Stepping Stones Across the Digital Divide
By Marsha Daniels and Karen Eoff
An educational journey that will impact the lives of 50 female third graders at two schools and the lives of their parents for many years to come is the result of a Women’s Educational Equity grant. The two schools represented are Garfield Charter School and Caesar Chavez School in San Mateo County, California.
Teachers deliver curriculum designed and supported by technology director Shelly Luke Wille with an emphasis on writing in an optional after-school setting that involves an extensive parental involvement component. The goal of this program is to have the girls proficient on the NETS. Parents providing homework help is also in important result of the project. Skills to be mastered include working collaboratively and enhancing technology skills. A side benefit has been the girls’ emerging leadership skills and their willingness to become problem-solvers in the classroom. In January 2003, the project began and is scheduled to continue through the 2007 school year. Bilingual teachers deliver the course content.
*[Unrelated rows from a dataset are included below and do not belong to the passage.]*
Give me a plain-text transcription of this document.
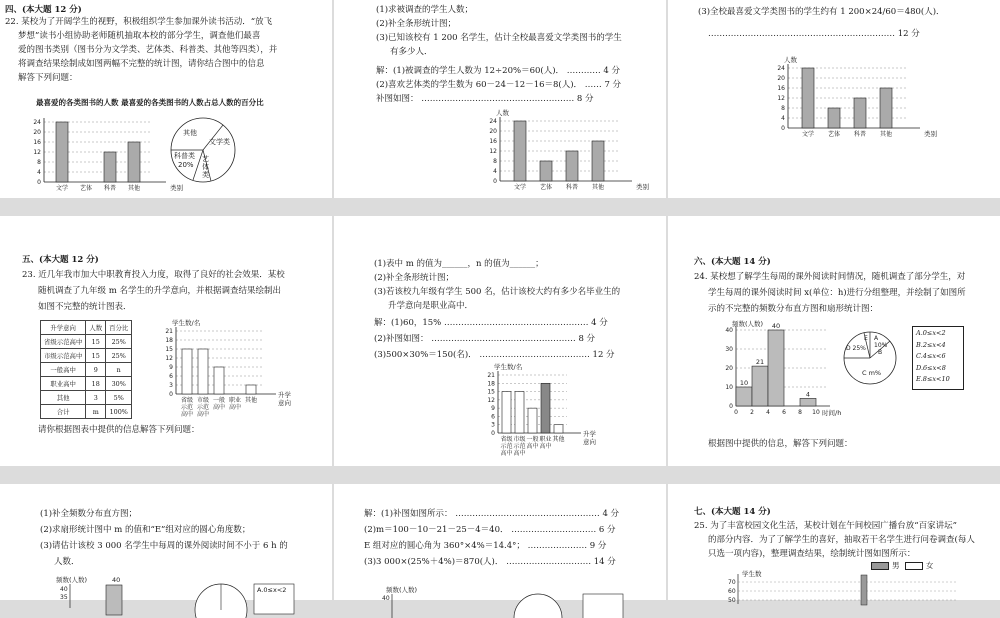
四、(本大题 12 分)
22. 某校为了开阔学生的视野，积极组织学生参加课外读书活动．“放飞
梦想”读书小组协助老师随机抽取本校的部分学生，调查他们最喜
爱的图书类别（图书分为文学类、艺体类、科普类、其他等四类），并
将调查结果绘制成如图两幅不完整的统计图，请你结合图中的信息
解答下列问题：
最喜爱的各类图书的人数 最喜爱的各类图书的人数占总人数的百分比
0
4
8
12
16
20
24
文学 艺体 科普 其他	类别
其他
文学类
科普类
20%
艺
体
类
(1)求被调查的学生人数；
(2)补全条形统计图；
(3)已知该校有 1 200 名学生，估计全校最喜爱文学类图书的学生
有多少人．
解：(1)被调查的学生人数为 12÷20%＝60(人)． ………… 4 分
(2)喜欢艺体类的学生数为 60－24－12－16＝8(人)． …… 7 分
补图如图： ……………………………………………… 8 分
人数
0
4
8
12
16
20
24
文学 艺体 科普 其他	类别
(3)全校最喜爱文学类图书的学生约有 1 200×24/60＝480(人)．
………………………………………………………… 12 分
人数
0
4
8
12
16
20
24
文学 艺体 科普 其他	类别
五、(本大题 12 分)
23. 近几年我市加大中职教育投入力度，取得了良好的社会效果．某校
随机调查了九年级 m 名学生的升学意向，并根据调查结果绘制出
如图不完整的统计图表．
升学意向	人数	百分比
省级示范高中	15	25%
市级示范高中	15	25%
一般高中	9	n
职业高中	18	30%
其他	3	5%
合计	m	100%
学生数/名
0
3
6
9
12
15
18
21
省级
示范
高中
市级
示范
高中
一般
高中
职业
高中
其他
升学
意向
请你根据图表中提供的信息解答下列问题：
(1)表中 m 的值为______，n 的值为______；
(2)补全条形统计图；
(3)若该校九年级有学生 500 名，估计该校大约有多少名毕业生的
升学意向是职业高中．
解：(1)60，15% …………………………………………… 4 分
(2)补图如图： …………………………………………… 8 分
(3)500×30%＝150(名)． ………………………………… 12 分
学生数/名
0
3
6
9
12
15
18
21
省级
示范
高中
市级
示范
高中
一般
高中
职业
高中
其他
升学
意向
六、(本大题 14 分)
24. 某校想了解学生每周的课外阅读时间情况，随机调查了部分学生，对
学生每周的课外阅读时间 x(单位：h)进行分组整理，并绘制了如图所
示的不完整的频数分布直方图和扇形统计图：
频数(人数)
0
10
20
30
40
10
21
40
4
0 2 4 6 8 10 时间/h
E A
10%
B
D 25%
C m%
A.0≤x<2
B.2≤x<4
C.4≤x<6
D.6≤x<8
E.8≤x<10
根据图中提供的信息，解答下列问题：
(1)补全频数分布直方图；
(2)求扇形统计图中 m 的值和“E”组对应的圆心角度数；
(3)请估计该校 3 000 名学生中每周的课外阅读时间不小于 6 h 的
人数．
频数(人数)	40
40
35
A.0≤x<2
解：(1)补图如图所示： …………………………………………… 4 分
(2)m＝100－10－21－25－4＝40． ………………………… 6 分
E 组对应的圆心角为 360°×4%＝14.4°； ………………… 9 分
(3)3 000×(25%＋4%)＝870(人)． ………………………… 14 分
频数(人数)
40
七、(本大题 14 分)
25. 为了丰富校园文化生活，某校计划在午间校园广播台放“百家讲坛”
的部分内容．为了了解学生的喜好，抽取若干名学生进行问卷调查(每人
只选一项内容)，整理调查结果，绘制统计图如图所示：
男	女
学生数
70
60
50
One of the highlights of the project has been the creation of each family’s digital story. This process involved each family weaving its unique story into a digital format. The Center for Digital Storytelling in Berkley, California provided instruction and support for the families to produce their unique stories. Girls and parents collaborated on technical skills and the storytelling process.
Program outcomes include increased proficiency on the NETS along with a collection of digital family stories. Other relevant outcomes include a curriculum that can be replicated by other schools, improved technology and employability skills for parents, and student leadership, collaboration, problem solving and decision-making skills.
What’s next in this innovative project? Home access for the students via a thin client network is the next major hurdle. Students will be empowered learners who can learn anytime anywhere.